The full script is here below:
import pandas as pd
from datetime import datetime, timedelta
import pytz
def SP_to_time_delta(SP):
dec_hour = (SP - 1)/2
hour = int(dec_hour)
if abs(int(dec_hour)-dec_hour) == 0.5:
minute = 30
else:
minute = 0
SP_timedelta = timedelta(hours=hour, minutes=minute)
return SP_timedelta
def localize_datetime_UK(date, SP):
pytz_tz = pytz.timezone('Europe/London')
local_date = pytz_tz.localize(date)
SP_timedelta = SP_to_time_delta(SP)
local_datetime = local_date+SP_timedelta
return local_datetime
def get_datetime_df(SettlementDate, max_SP):
df_datetime = pd.DataFrame([])
for i in range(max_SP+1):
datetime = localize_datetime_UK(SettlementDate, i)
df_datetime.at[datetime, "Generation"] = 0
df_datetime = df_datetime.sort_index()
return df_datetime
SettlementDate = datetime(2017, 10, 29)
df_datetime = get_datetime_df(SettlementDate, 50)
What's the best way to solve this?
Thanks for all replies and help!
Your problem originates due to a mixup in daylight saving time. Consider the following:
import pandas as pd
from datetime import datetime, timedelta
import pytz
pytz_tz = pytz.timezone('Europe/London')
datetime_1 = pytz_tz.localize(datetime(2017, 10, 29) \
+ timedelta(hours=0, minutes=0))
datetime_2 = pytz_tz.localize(datetime(2017, 10, 29) \
+ timedelta(hours=1, minutes=0))
print(datetime_1)
print(datetime_2)
> 2017-10-29 00:00:00+01:00
> 2017-10-29 01:00:00+00:00
As you can see, you're handling two times the "same" point in time but with different encodings.
One solution could be to convert all times to UTC (which has no dst) and only convert the times back when needed for output.

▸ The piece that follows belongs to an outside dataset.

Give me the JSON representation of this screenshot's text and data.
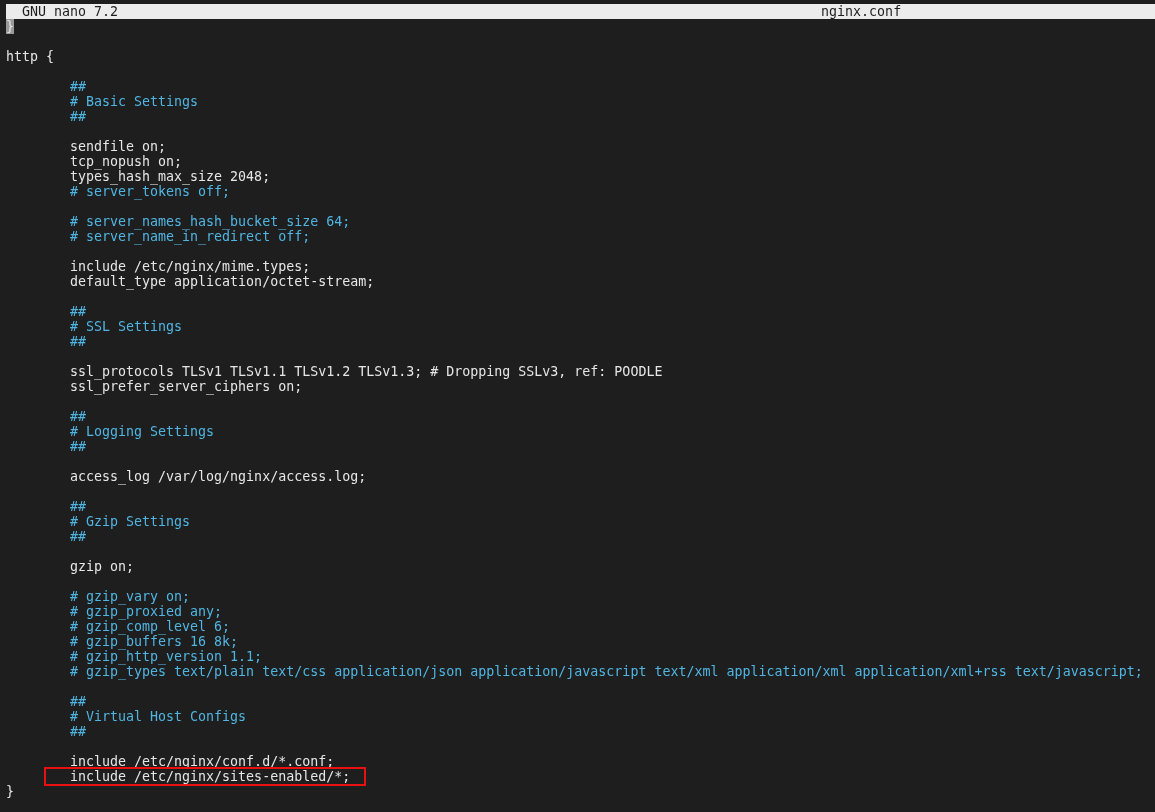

However, I think that you are adding the timedelta at the wrong place. Consider
datetime_1 = pytz_tz.localize(datetime(2017, 10, 29)) \ # localize first
+ timedelta(hours=0) # then add the delta
datetime_2 = pytz_tz.localize(datetime(2017, 10, 29)) \ # localize first
+ timedelta(hours=1) # then add the delta
> 2017-10-29 00:00:00+01:00
> 2017-10-29 01:00:00+01:00
which yields unique results. Check the semantics of your application which version applies.
===== old answer ======
You have to make the datetime object timezone aware using
from datetime import datetime, timedelta
from pytz import timezone
import pytz
eastern = timezone('US/Eastern')
SelltementDate = eastern.localize(datetime(2017, 10, 29, 0, 0, 0))
Refer also to the documentation of pytz.